Martin S. Rosenberg, Thousand Oaks

Fuel for the Fire

Many of us equate fossil fuels with energy, forgetting the other usable forms of “fuel for the fire” (“Fuel for the Fire,” Nov. 22). Energy guru Amory Lovins said it is possible to take OPEC out of the equation again, with the same old tools: efficiency and renewable resources.

Now that marijuana is legal for medicine in California by the initiative called the Compassionate Use Act of 1996 and has been cleared by the California Supreme Court of law, isn’t it time to legalize the growing of hemp for energy and its other uses in California? We have the right, we have the initiative process and we need the energy. What we don’t need is another oil war in the Middle East.

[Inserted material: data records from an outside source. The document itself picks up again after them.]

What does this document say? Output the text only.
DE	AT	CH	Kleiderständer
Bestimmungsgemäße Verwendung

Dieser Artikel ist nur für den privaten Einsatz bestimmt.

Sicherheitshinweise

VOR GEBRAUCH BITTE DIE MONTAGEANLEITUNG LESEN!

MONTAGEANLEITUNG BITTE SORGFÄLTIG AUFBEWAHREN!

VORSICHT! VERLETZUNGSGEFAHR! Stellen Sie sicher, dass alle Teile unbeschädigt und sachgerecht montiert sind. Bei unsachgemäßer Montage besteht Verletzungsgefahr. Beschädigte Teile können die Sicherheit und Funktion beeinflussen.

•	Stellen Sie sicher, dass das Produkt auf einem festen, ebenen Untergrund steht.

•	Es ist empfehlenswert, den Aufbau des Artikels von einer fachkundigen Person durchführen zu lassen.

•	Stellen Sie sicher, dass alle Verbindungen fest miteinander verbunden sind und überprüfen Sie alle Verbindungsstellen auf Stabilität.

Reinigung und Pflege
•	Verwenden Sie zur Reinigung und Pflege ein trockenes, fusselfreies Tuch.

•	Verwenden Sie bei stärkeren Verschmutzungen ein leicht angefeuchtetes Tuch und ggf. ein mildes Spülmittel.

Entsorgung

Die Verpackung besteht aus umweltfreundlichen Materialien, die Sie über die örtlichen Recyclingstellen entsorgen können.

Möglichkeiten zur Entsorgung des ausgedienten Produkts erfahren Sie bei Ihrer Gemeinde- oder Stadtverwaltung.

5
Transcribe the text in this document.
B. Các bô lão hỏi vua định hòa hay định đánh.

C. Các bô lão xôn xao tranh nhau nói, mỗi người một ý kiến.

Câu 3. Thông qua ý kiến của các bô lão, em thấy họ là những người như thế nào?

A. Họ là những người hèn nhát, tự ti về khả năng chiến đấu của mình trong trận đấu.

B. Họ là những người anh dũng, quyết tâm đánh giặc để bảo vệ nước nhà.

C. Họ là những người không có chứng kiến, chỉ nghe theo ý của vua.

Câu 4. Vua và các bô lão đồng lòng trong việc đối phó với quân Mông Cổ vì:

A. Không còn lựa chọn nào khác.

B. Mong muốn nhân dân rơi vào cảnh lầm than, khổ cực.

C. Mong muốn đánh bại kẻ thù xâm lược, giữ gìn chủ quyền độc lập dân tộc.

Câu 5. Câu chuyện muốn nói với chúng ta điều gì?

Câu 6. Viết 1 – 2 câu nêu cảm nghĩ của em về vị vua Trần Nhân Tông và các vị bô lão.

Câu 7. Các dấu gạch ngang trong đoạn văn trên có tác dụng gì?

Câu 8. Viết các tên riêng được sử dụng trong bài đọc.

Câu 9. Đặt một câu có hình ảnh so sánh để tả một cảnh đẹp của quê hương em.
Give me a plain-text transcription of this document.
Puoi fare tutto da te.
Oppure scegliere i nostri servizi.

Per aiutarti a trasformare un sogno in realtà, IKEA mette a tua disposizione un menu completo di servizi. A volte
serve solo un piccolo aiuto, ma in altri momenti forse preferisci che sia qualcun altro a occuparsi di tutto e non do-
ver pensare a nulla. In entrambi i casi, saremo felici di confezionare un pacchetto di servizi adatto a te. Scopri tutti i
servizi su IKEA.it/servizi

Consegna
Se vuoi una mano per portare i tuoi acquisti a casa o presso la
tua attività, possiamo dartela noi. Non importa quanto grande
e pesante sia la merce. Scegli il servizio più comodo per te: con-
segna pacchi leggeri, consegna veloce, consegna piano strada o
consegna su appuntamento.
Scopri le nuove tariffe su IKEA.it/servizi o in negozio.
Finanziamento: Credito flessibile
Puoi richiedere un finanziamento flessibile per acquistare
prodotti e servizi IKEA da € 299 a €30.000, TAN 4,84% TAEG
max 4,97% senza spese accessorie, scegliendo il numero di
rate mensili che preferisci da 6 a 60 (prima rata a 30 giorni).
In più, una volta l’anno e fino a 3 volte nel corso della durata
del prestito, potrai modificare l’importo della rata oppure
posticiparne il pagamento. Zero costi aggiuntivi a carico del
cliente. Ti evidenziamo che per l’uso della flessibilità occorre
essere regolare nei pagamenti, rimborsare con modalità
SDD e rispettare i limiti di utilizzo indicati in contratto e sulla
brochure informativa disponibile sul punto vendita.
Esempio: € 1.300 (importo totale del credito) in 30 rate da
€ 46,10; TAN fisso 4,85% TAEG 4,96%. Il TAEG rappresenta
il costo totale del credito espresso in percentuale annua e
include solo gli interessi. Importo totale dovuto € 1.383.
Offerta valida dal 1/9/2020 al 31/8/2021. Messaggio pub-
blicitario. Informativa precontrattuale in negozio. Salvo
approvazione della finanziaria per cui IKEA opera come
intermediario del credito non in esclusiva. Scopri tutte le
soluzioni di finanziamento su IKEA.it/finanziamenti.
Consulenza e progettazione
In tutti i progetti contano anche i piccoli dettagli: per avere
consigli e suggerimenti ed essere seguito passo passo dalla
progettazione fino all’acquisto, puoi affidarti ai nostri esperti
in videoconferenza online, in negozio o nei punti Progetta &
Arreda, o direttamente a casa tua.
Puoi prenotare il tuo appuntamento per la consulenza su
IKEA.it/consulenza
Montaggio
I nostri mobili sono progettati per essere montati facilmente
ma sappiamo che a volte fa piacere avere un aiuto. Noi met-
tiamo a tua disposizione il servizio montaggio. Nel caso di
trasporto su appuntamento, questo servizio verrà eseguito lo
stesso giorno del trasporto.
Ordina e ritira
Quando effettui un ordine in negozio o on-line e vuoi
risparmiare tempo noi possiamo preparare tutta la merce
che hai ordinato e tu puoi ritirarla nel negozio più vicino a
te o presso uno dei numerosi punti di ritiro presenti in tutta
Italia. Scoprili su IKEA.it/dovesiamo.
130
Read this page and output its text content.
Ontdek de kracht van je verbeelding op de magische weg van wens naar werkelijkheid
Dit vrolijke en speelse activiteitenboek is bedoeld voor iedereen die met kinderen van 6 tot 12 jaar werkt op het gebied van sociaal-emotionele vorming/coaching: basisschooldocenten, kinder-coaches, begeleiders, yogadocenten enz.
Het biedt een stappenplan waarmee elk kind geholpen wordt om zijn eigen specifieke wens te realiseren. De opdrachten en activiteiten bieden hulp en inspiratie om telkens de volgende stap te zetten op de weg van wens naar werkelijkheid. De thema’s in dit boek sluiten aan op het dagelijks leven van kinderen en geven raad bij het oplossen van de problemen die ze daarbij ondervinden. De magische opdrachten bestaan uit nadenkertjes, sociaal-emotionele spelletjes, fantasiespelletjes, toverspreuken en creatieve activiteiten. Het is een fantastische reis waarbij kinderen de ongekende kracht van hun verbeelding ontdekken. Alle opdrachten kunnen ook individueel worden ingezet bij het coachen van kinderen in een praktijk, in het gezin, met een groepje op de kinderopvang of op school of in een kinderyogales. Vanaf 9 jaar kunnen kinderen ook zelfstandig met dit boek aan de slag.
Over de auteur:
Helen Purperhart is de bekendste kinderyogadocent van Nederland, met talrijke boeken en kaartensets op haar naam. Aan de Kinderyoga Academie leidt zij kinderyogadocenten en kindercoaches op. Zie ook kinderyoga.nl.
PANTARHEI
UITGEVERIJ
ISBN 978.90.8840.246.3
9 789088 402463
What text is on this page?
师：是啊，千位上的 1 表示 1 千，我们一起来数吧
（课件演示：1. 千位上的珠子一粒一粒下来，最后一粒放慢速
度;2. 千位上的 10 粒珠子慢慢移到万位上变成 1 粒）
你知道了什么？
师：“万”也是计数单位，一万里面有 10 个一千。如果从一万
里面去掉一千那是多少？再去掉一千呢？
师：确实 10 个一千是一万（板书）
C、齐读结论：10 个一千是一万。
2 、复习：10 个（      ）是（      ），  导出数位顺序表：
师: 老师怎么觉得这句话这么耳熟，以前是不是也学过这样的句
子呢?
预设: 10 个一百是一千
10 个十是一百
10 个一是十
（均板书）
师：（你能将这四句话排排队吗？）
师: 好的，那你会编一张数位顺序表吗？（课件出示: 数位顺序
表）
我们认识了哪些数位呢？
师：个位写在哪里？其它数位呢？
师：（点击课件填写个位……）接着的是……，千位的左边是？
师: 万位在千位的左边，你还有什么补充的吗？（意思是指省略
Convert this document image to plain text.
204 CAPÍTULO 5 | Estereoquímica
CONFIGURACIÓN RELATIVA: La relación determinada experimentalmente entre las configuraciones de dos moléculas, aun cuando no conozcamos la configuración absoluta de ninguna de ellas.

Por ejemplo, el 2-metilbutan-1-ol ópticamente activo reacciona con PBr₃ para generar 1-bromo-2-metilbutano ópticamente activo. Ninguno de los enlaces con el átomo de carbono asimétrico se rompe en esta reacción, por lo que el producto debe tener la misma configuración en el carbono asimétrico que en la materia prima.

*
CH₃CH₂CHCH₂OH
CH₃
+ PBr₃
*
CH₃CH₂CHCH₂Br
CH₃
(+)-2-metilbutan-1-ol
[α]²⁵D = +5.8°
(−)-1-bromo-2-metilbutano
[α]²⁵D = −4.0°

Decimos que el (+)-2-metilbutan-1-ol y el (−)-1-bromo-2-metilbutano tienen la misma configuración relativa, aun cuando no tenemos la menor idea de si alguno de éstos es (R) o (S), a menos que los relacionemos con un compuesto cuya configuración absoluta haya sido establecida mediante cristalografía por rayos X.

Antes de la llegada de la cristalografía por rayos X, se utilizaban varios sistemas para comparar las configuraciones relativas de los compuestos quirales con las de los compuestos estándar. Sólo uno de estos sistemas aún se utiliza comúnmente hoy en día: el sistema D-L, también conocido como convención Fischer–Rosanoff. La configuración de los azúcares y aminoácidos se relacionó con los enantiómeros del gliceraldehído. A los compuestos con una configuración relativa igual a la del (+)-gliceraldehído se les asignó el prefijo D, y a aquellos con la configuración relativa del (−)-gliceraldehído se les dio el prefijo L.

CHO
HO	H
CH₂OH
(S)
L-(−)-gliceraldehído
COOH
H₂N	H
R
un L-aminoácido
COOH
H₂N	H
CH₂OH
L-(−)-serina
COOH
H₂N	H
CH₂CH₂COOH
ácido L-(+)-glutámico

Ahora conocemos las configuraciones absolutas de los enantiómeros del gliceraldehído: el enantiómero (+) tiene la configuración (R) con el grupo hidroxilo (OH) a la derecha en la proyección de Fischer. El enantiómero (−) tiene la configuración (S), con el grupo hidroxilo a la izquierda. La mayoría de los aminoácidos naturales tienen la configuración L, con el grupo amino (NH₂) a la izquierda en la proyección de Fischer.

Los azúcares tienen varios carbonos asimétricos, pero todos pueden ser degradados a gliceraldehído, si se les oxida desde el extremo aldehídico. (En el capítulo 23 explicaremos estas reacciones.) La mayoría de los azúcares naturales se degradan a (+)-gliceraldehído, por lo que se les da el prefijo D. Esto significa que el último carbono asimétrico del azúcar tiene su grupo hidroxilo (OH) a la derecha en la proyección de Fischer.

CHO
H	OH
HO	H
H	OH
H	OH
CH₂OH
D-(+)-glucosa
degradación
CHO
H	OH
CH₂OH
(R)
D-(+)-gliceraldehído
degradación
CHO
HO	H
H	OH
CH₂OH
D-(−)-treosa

We need energy independence. Its price is a few million dollars for 700,000 signatures in California, and a simple majority of citizens who vote.

Richard M. Davis , Curator U.S.A. Hemp Museum

Correction

The last paragraph in “Emek Celebrates New Growth Spurt” (Dec. 20), should have read: “Every part of this school is a part of Rabbi Stepen and Rabbi Eidlitz,” said Gary Bregman, a North Hollywood attorney whose four children attend Emek. “They carry on a tradition of 3,000 [years], and they’ll make it last another 3,000 years. They give us hope and this school is a beacon of light.”